Soru: Dirilerin işledikleri amellerin ölü yakınlarına arzı meselesi hakkında doğru olan nedir?
Ölülerin kendi aralarında birbirlerini ziyâret ettikleri doğru mudur?
Mümkün olduğunca delilleriyle birlikte bir açıklama istiyoruz.
Cevap: Hamd, Allah'a mahsustur. Ölüler, öldükleri vakitten tekrar diriltilecekleri vakte kadar dünyâ ile âhiret arasındaki berzah âlemindedirler. Onlar için bu yurtlarında değişik ahvâller vardır. Hayır ve şerler hususunda farklı farklı menzile ve mertebelere sâhiptirler. Kitap ve sünnetteki nasların tümü buna delâlet eder. Dolayısıyla ölüler berzah âleminde ya nîmetler içerisindedirler ya da azâb içerisindedirler. Bu, kendisine îmân edilmesi gereken vâciplerdendir. Berzah âlemine îmân, Allah'ın kendisiyle muttakîlere senâda bulunduğu gayba îmândır. Bâzı insanlara gösterilen nâdir şeyler hâriç, Allah'ın kulları bu dünyâda kabîr ehlinin halleri hakkında hiçbir şey bilmezler.
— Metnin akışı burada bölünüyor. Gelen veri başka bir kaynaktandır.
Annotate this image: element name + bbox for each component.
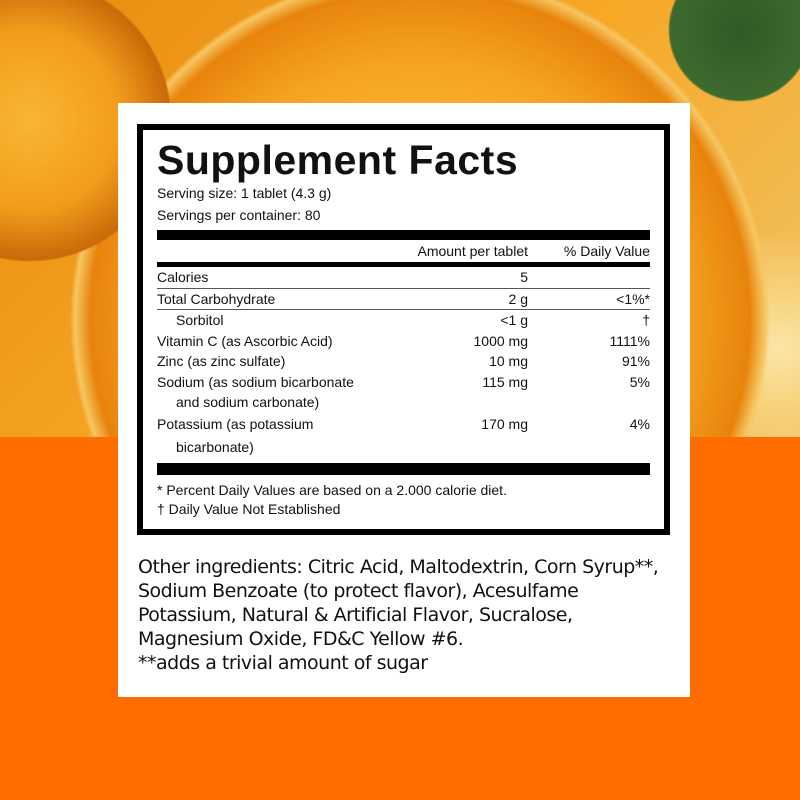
supplement-facts-panel: Supplement Facts Serving size: 1 tablet … [137,124,670,535]
footnote-daily-values: * Percent Daily Values are based on a 2.… [157,481,507,498]
table-row: Vitamin C (as Ascorbic Acid) 1000 mg 1111% [157,332,650,349]
col-dv: % Daily Value [563,243,650,259]
table-row: Sodium (as sodium bicarbonate and sodium … [157,373,650,411]
table-row: Sorbitol <1 g † [176,312,650,328]
table-row: Calories 5 [157,267,650,289]
divider-medium [157,262,650,267]
divider-thick [157,462,650,475]
other-ingredients: Other ingredients: Citric Acid, Maltodex… [138,556,659,674]
divider-thick [157,230,650,240]
servings-per-container: Servings per container: 80 [157,207,321,223]
table-row: Potassium (as potassium bicarbonate) 170 m… [157,415,650,455]
label-card: Supplement Facts Serving size: 1 tablet … [118,103,690,697]
footnote-not-established: † Daily Value Not Established [157,500,341,517]
table-header: Amount per tablet % Daily Value [157,240,650,262]
sugar-note: **adds a trivial amount of sugar [138,652,428,674]
facts-title: Supplement Facts [157,137,519,183]
col-amount: Amount per tablet [417,243,528,259]
serving-size: Serving size: 1 tablet (4.3 g) [157,185,332,201]
table-row: Zinc (as zinc sulfate) 10 mg 91% [157,353,650,369]
table-row: Total Carbohydrate 2 g <1%* [157,289,650,310]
Tıpkı bu konuda gelen bir çok rivâyet ve haberlerde olduğu gibi. Onlardan doğru olanı da vardır doğru olmayanı da. Aynı şekilde ölülerde de aslolan onların dünya ehlinin hallerinden hiçbir şey bilemeyecekleridir. Çünkü bu onlara gayb (kapalı) olan bir şeydir. Onların dünyâ ehlinin hallerinden haberdar olduklarını delîlsiz bir şekilde ispât etmemiz câiz değildir. Bir takım eser ve rivâyetlerde ise bâzı ölü kimselerin dünyâdaki yakınlarının hallerini, onlara ne olup bittiğini hissettiklerine delâlet eden şeyler gelmiştir. Ben bu eserlerin sıhhati hakkında bir şey bilmiyorum. Allâme İbnu'l-Kayyım rahimehullah Kitâb'ur-Rûh isimli meşhûr kitabında bu eserleri zikretmiştir. Rivâyet olunan şeylerden en sahihleri şu mânâda gelenlerle alakalı olanlardır: "Ölü, ehlinin onun ölümü üzerine ona ağlamasından ötürü azap çeker."(1) Aynı şekilde Rasûlullah sallallâhu aleyhi ve sellemden, ümetinin salât ve selâmlarının ona ulaşacağı da sâbit olmuştur.(2)
Ölülerin kendi aralarında birbirlerini ziyâret etmeleri meselesine gelince, o da aynı önceki mesele gibidir. Bu meselede de bâzı eserler rivâyet olunmuş, İbnu'l-Kayyım aynı kitabında yine bâzı şeyler zikretmiştir. Bu meseleyi bu şekilde ispât edecek kendisine güvenip îtimâd edeceğimiz hiçbirşey bilmiyorum. Ancak biliyoruz ki genel mânâda mü'minlerin ruhları birbirleriyle beraber bulunmaktadır. Kâfirlerin ruhları da aynı şekildedir. Gaybı en iyi bilen Allah'tır.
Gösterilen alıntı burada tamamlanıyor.